Women's Art Association of Saskatchewan
- Formation: 1928
- Legal status: disbanded (1957)
- Headquarters: Regina, Saskatchewan
- Region served: Saskatchewan
- Official language: English
- Parent organization: Women's Art Association of Canada
- Affiliations: Moose Jaw Women's Art Association

= Women's Art Association of Saskatchewan =

The Women's Art Association of Saskatchewan (1928-1957) was a community organization of women artists and wives of the Regina art community, who were promoting Saskatchewan women's art locally and outside the province.
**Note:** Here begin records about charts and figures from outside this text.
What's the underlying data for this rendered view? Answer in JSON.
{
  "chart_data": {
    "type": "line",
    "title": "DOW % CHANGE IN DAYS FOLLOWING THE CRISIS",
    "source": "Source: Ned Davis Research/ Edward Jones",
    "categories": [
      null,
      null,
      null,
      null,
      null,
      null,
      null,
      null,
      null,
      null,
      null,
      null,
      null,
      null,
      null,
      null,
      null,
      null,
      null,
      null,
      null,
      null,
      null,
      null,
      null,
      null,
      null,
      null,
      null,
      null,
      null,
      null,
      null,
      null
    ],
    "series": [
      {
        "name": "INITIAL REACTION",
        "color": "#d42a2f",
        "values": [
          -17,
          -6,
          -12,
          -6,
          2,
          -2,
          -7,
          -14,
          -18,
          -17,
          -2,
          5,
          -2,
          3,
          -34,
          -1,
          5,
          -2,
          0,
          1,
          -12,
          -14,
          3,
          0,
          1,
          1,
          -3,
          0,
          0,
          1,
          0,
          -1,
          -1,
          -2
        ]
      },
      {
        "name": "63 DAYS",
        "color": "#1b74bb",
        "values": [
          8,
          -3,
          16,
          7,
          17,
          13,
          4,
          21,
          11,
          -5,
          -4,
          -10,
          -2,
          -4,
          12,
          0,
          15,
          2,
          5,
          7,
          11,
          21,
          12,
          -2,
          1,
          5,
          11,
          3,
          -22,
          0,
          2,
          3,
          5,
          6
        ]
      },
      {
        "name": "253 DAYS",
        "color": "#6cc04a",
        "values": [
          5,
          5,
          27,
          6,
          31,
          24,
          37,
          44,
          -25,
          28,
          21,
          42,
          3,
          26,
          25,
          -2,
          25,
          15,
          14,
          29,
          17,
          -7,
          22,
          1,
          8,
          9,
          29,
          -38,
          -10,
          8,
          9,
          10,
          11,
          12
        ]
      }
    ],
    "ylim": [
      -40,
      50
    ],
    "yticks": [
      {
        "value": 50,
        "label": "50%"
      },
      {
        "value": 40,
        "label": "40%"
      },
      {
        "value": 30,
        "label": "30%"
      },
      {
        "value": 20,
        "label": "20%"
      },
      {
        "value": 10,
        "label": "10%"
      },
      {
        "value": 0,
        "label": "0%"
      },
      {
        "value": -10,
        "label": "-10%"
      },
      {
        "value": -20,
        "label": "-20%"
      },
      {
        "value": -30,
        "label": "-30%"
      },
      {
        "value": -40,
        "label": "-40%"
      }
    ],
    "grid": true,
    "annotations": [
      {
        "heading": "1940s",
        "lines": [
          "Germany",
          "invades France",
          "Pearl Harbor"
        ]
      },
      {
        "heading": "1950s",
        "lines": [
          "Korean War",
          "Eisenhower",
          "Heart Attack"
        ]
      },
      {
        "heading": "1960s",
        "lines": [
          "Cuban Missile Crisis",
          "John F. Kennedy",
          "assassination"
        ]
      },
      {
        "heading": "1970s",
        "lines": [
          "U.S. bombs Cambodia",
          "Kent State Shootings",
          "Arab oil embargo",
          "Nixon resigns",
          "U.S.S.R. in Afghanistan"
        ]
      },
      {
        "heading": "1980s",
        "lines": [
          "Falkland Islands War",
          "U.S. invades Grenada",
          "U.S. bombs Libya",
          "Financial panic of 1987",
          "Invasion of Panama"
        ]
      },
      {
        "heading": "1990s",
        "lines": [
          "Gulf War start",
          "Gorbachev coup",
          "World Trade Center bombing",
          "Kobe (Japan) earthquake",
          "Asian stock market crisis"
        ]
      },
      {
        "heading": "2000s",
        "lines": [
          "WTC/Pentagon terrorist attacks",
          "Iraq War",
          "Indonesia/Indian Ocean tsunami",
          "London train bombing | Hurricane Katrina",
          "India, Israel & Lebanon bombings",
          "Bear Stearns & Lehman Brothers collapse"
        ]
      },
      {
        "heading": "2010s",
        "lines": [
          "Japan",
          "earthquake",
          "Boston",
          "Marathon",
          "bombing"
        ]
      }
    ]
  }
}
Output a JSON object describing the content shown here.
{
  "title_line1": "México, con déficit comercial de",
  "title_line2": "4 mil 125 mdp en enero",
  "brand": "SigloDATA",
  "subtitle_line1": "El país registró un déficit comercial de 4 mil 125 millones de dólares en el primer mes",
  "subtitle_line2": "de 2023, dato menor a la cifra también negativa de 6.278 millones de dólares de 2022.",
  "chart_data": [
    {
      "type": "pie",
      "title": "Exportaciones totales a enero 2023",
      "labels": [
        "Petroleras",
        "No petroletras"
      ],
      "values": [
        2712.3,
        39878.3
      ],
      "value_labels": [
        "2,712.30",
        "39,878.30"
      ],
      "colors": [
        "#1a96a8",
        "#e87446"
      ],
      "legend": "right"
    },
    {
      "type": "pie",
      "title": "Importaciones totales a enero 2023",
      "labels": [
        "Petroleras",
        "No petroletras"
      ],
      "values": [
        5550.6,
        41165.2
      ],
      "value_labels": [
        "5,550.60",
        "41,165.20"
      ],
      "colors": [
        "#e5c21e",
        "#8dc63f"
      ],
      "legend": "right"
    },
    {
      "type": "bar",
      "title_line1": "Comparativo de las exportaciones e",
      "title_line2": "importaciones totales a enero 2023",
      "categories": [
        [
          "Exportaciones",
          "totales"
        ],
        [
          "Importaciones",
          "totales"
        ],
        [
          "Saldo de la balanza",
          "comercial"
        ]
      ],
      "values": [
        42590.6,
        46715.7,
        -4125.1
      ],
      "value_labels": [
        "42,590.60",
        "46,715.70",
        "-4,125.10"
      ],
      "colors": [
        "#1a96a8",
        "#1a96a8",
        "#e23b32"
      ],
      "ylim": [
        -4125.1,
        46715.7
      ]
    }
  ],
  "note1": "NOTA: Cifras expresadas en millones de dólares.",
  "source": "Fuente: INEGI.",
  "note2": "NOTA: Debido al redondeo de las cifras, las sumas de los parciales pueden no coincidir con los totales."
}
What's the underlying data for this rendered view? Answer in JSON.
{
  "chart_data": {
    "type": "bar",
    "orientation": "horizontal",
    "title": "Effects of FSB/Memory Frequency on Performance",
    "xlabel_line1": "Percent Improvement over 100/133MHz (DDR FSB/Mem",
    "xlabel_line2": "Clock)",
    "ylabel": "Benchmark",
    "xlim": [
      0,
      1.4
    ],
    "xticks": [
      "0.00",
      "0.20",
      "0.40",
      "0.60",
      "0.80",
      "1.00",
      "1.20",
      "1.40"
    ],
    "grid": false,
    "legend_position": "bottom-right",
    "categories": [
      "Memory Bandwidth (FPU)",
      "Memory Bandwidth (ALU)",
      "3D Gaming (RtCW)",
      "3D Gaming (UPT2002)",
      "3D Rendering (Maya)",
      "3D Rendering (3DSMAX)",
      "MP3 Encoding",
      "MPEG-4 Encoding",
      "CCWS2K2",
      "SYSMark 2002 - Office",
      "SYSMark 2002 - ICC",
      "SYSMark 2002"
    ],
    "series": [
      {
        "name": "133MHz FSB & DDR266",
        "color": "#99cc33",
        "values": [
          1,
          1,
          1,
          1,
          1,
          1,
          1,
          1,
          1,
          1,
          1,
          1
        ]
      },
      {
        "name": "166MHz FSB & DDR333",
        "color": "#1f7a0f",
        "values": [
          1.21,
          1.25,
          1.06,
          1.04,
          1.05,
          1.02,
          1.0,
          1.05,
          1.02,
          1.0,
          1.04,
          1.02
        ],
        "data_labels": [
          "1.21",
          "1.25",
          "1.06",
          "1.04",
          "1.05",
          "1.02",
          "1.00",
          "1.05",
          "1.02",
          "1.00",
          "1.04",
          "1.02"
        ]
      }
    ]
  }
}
Founded in 1928 by artists Barbara Barber, Sybil Henley Jacobson and Harriette Keating the association organized exhibitions and classes, often in collaboration with local art collector, Norman Mackenzie.

== Members ==
Everal Brown, who had grown up in Swift Current and taken painting as part of her primary education, was known to be another notable member. Clara Hume exhibited her works with the association.

== History ==
The association was involved in local art classes, which led to the creation of the Moose Jaw Art Guild (formerly the Moose Jaw Fine Art Guild) in 1949 by ten Moose Jaw women. In the Guild's early years, some members continued to meet with the Women's Art Association, and in 1950, the Guild even sent members' work to the National Women's Art Association of Canada Show in Toronto.

The Women's Art Association of Saskatchewan disbanded in 1957.